List each employee's salary, the subtotal of all salaries in each department, and the total salary amount:
SELECT deptno, empno, SUM(sal) AS salary,
CASE GROUPING(deptno, empno) WHEN 0 THEN ' ' WHEN 1 THEN 'department total' WHEN 3 THEN 'grand total' END
FROM salary GROUP BY ROLLUP(deptno, empno);
deptno empno salary col4
--------------------------------------------
(null) (null) 46800 grand total
100 (null) 4400 department total
300 (null) 8800 department total
400 (null) 6500 department total
500 (null) 10400 department total
800 (null) 16700 department total
100 840 4400
300 499 1150
300 521 1400
300 654 1500
300 698 850
300 844 1150
300 900 2750
400 789 6500
500 299 3900
500 371 2200
500 473 2200
500 902 2100
800 5 10500
800 854 6200
CUBE generates the GROUP BY aggregate rows, plus superaggregate rows for each unique combination of expressions in the column list. So CUBE(c1, c2, c3) produces aggregate rows for each unique combination of (c1, c2, c3), as well as superaggregate rows for each unique combination of values of (c1, c2), (c1, c3), (c2, c3), (c1), (c2), and (c3), and a grand total row for the entire set of input rows. The order of the columns specified in CUBE() has no effect.
CUBE is useful for situations that require cross-tabular reports.

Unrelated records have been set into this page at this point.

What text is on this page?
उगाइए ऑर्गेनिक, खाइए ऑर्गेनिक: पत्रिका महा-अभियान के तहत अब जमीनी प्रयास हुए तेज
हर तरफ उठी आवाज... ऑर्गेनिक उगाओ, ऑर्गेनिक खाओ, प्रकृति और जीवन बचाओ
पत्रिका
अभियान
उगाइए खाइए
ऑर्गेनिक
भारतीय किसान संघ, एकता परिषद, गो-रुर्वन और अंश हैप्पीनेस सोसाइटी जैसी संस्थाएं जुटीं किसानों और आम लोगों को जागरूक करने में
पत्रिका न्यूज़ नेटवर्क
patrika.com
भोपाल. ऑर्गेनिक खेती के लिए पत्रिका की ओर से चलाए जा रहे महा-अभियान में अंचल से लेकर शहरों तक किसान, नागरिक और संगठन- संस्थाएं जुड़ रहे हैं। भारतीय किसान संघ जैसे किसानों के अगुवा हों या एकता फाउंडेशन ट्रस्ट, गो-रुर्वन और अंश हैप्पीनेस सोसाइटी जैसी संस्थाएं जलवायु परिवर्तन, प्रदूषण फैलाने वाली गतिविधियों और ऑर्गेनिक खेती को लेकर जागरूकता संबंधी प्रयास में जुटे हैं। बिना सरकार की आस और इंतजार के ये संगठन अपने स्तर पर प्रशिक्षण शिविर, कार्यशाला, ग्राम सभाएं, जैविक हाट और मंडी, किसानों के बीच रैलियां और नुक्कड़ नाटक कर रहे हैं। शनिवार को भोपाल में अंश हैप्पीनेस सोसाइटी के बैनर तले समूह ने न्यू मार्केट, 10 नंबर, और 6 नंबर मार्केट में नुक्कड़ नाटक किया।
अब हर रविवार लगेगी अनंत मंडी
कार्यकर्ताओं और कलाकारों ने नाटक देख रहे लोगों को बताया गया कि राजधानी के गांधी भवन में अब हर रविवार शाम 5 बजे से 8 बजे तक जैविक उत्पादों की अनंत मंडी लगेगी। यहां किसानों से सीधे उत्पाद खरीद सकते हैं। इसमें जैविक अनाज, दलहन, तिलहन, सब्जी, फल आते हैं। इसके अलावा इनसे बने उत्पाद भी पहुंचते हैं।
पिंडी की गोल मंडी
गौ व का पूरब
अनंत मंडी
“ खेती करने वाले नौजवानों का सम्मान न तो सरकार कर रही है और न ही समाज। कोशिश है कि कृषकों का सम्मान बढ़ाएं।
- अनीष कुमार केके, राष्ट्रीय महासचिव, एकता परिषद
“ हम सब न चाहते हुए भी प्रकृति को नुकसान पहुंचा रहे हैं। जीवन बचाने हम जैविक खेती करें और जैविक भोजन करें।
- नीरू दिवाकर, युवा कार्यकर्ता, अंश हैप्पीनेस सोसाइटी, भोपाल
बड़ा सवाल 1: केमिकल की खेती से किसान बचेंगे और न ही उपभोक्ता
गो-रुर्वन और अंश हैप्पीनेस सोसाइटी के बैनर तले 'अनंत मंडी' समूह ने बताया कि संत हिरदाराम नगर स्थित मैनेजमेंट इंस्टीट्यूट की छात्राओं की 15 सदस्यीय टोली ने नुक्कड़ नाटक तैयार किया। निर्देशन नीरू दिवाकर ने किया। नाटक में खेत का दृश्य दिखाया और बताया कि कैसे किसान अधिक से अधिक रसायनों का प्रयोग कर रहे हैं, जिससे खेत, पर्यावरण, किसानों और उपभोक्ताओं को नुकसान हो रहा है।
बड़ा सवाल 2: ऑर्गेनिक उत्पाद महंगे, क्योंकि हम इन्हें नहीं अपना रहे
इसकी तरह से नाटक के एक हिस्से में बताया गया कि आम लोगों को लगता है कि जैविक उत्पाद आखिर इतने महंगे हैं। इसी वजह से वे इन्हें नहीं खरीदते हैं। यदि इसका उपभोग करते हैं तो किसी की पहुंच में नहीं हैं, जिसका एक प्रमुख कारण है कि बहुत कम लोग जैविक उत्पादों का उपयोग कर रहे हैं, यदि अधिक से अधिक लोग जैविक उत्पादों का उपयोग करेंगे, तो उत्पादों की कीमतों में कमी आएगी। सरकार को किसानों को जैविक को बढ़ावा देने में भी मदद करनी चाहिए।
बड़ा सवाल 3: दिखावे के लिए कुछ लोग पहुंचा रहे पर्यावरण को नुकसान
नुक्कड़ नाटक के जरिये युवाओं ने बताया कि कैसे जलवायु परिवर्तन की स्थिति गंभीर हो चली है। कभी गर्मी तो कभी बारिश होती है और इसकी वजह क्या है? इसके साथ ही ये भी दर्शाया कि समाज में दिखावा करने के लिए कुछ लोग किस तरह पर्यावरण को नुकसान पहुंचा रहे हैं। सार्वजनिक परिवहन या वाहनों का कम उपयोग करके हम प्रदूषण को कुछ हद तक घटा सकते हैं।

Show each job and salary by department, totals for each department, and totals for the entire company:
SELECT deptno,
job,
count(*),
sum(sal)
FROM emp
GROUP BY CUBE(deptno,job);
DEPTNO JOB COUNT(*) SUM(SAL)
--------- --------- --------- ---------
10 CLERK 1 1300
10 DIRECTOR 1 2450
10 CEO 1 9000
10 3 12750
20 CLERK 2 1300
20 PROGRAMMER 2 5000
20 DIRECTOR 1 2975
20 5 9275
30 CLERK 1 950
30 DIRECTOR 1 2850
30 SALESMAN 4 5600
30 6 9400
PROGRAMMER 2 5000
CLERK 4 3550
DIRECTOR 3 8275
CEO 1 9000
SALESMAN 4 5600
14 31425
The GROUPING SETS syntax lets you define multiple independent sets of grouping columns on which the aggregates are to be computed. You can specify GROUPING SETS when you do not need all the groupings that are generated by using ROLLUP or CUBE and when aggregations are required on distinct sets of grouping columns. ROLLUP and CUBE are simply special short forms for specific sets of GROUPING SETS.
Each grouping set defines a set of columns for which an aggregate result is computed. The final result set is the set of distinct rows from the individual grouping column specifications in the grouping sets. GROUPING SETS syntax can be defined over simple column sets or CUBEs or ROLLUPs. In effect, CUBE and ROLLUP are simply short forms for specific varieties of GROUPING SETS.
A GROUPING SETS query can be considered to be simply a UNION of each of the individual groupings defined in the GROUPING SETs syntax (or CUBE or ROLLUP).
Show sales totals for division and region:
SELECT division, region, SUM(sales) AS sales FROM div_sales
GROUP BY GROUPING SETS (division, region);
division region sales
-----------------------------
capital (null) 58
energy (null) 155
technology (null) 206
home (null) 109
(null) us 174
(null) europe 124
(null) pacific 86
(null) americas 80
(null) mea 64
The empty grouping set—GROUP BY()—simply defines an aggregation to be computed over the entire source set of rows (a simple aggregate).
The
GROUPING() function (see
GROUPING) can be used to simplify a query that needs many GROUP BY levels. The function argument is a list of one or more columns or expressions in parentheses. Each parameter must appear in the GROUP BY clause. The result is an integer consisting of "n" binary digits, where "n" is the number of parameters to the function. For each result row of the grouped query, the digit corresponding to the nth parameter of the GROUPING function is 0 if the result row is based on a value of the nth parameter, else 1.
For example, for the following clause:
GROUP BY CUBE (c1, c2, c3)
GROUPING(c1, c2, c3) returns 0 for the <C1, C2, C3> rows, 4 for the <C2, C3> rows, 1 for the <C1, C2> rows, and so forth. Likewise, GROUPING(C3, C1) returns 3 for <C2> rows, 1 for <C3> rows, 0 for <C1, C3> rows and <C1, C2, C3> rows.